Of all the bishops, I couldn't figure which one would act this way. Could this be Nico?  Yet I remembered how viciously Andre suffocated the woman in the Quiet Room.

Perhaps any of them could be so harsh.

Tyler shoved the bishop back.

"No! Listen to me!" he yelled with such passion that his voice cracked. Their conversation quieted down to inaudible syllables.

My mouth opened aghast. Violently defying a bishop was sacrilege.

There was much more to this man than I realized.

The bishop calmed down, despite the tense circumstances. They spoke for a few minutes more before Tyler finally surrendered—his head low with disappointment.

Once again, the bishop reached out and smeared his neck with black stripes. Tyler was more despondent than the time by the stream. I could almost feel the burden resting upon his frame.

His confidence was shaken. I feared for his life. I couldn't see well through the darkness, but I believe he wept.

The two mounted the horse and rode off toward the city.

A cold, faint glow illuminated Dema. Wisps of silver smoke rose from the towers, originating from the furnace down below. I grimaced.

I wasn't ready to go back yet, but did I have a choice? The Banditos proved as untrustworthy as the Bishops and I felt hopelessly alone.

Yet I trusted Tyler, wherever he stood in this corrupted game of politics. He and Joshua seemed like the only rational ones in this mess.

I feared the Bandito leader was too close to Brenton to warn or persuade without being noticed. He surely wasn't aware of what happened tonight. I doubted he was involved in Brenton's plan.

Nevertheless, what trust and affection I felt for Bandito camp vanished thanks to that snake.

I had all night to question what the day brought me.

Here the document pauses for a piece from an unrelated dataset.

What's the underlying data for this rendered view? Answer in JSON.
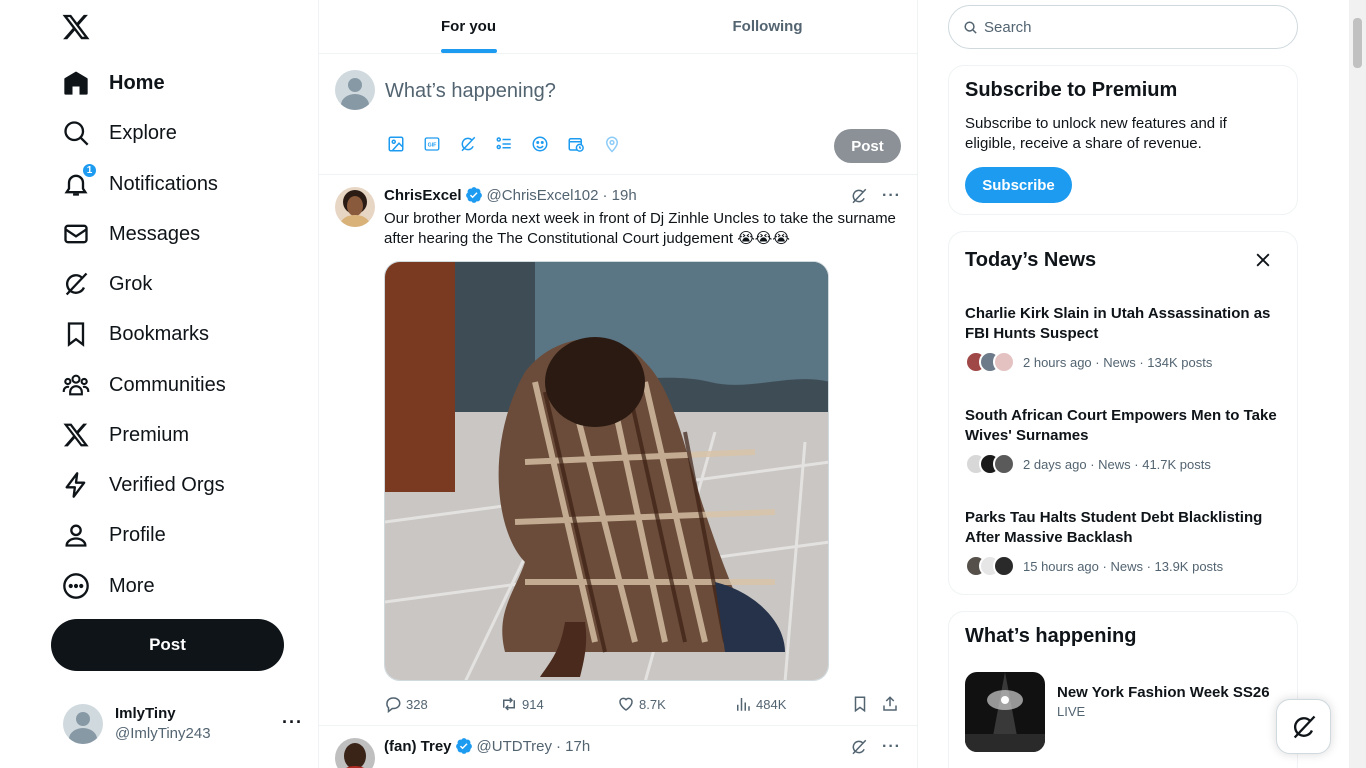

When I woke up that morning, nearly 16 hours earlier, I never expected to be sitting deep within the vastness of Trench without a safe place to run.

A shiver rolled down my spine. I couldn't go back now ... I couldn't go forward.

I was stuck between two places, unsure how to fix anything. Everything within me wanted to cry. Yet as the moon sailed farther across the sky, I was too exhausted to feel. I was numb.

I wandered for a while seeking shelter, until I found a stable, quiet cave. Collapsing on the floor, I drifted off to sleep.

Upon waking at dawn the next morning, I took a moment to admire the morning sun. It looked just as alluring as the time I gazed upon it from the towers while it sunk behind the horizon—yet this time its beauty was biting ... mocking. Back then, I had this funny aspiration to journey far and wide until one day I could catch it, as if it held all the peace and fulfillment I desired so desperately.

Sitting in the cold, barren cave, I scoffed. My fantasies seemed so foolish now. I figured the journey I sought after—the light I craved—was futile. I could spend every last breath of my life and never catch its warm glow. My dreams felt hopeless, but this conflict between the Bishops and Banditos was mine to change.

My curiosity proved too strong. I knew I must to go back to the Bandito camp one final time.

I needed to know what their next move was, before I made mine.